この絵本の内容紹介
オオカミは絶滅したと思われていましたが、本当は一匹だけ生き残っていました。子どものオオカミです。
「どこかに だれか いないかな」
そのオオカミは、いつも独りぼっち。来る日も来る日も仲間を探してうろついていました。
オオカミに仲間は出来ない!?
ある日、オオカミはウサギの住む町にやってきました。
ところが、誰も彼もオオカミを避けました。
「なかまが ほしいな でも うさぎなんか ごめんだ」
ウサギ達の冷ややかな態度に、オオカミは「け」と含みのあるセリフを吐き、別の町へ移ることにしました。
けれども、どの町でも仲間を見つけることは出来ませんでした。ヤギの住む町、ブタの住む町、シカの住む町……どこに行ってもオオカミを相手にする者は誰もいなかったのです。
「おれに にたこは いないかな」
今度は自分に似た生き物を探しましたが……それすらも見つけることは出来ませんでした。
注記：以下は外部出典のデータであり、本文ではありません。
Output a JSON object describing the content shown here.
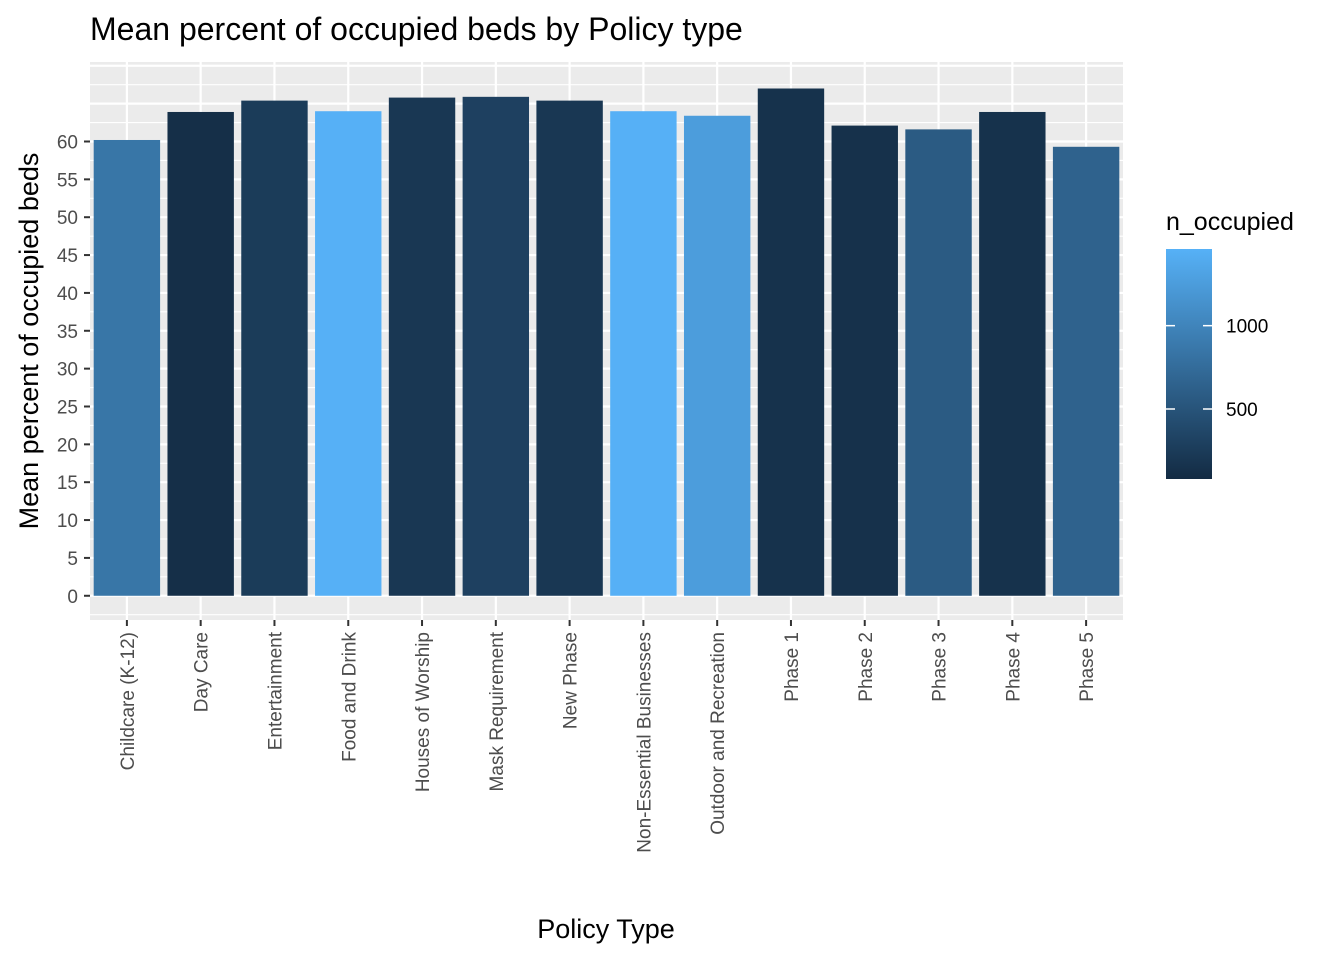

「やっぱり おれは おおかみだもんな おおかみとして いきるしかないよ」
オオカミは「け」という含みのあるセリフを吐き、そう思うことにしました。
そのオオカミの様子は、仲間探しを諦めたようにも、何かを決意したようにも見えるのでした……。
ピクトブック編集部の絵本談議
なんだかオオカミが可哀想に思えてきたよ……。
でも、最後は仲間がきっと出来るよね?
そうだねー、オオカミに仲間は出来ないんだよね。
でも、捉え方次第なんだけど、可哀想とも言い切れないのがこの絵本の面白いところかな。
最後のオオカミの心の落とし所が、不覚にも納得しちゃうかも。潔いというか何というか。
うんうん。
この絵本は少なくとも「友だち100人できるかな」の考えとは相反するものかもね!
そうなんだよね!
この絵本が描くのは「白か黒か」「善か悪か」「0か100か」みたいなこととは違うんだよね。
みんなにとっては正解じゃないかもだけど、自分の中では「とりあえず」正解にする——そんな中間解みたいなのが魅力なのかも!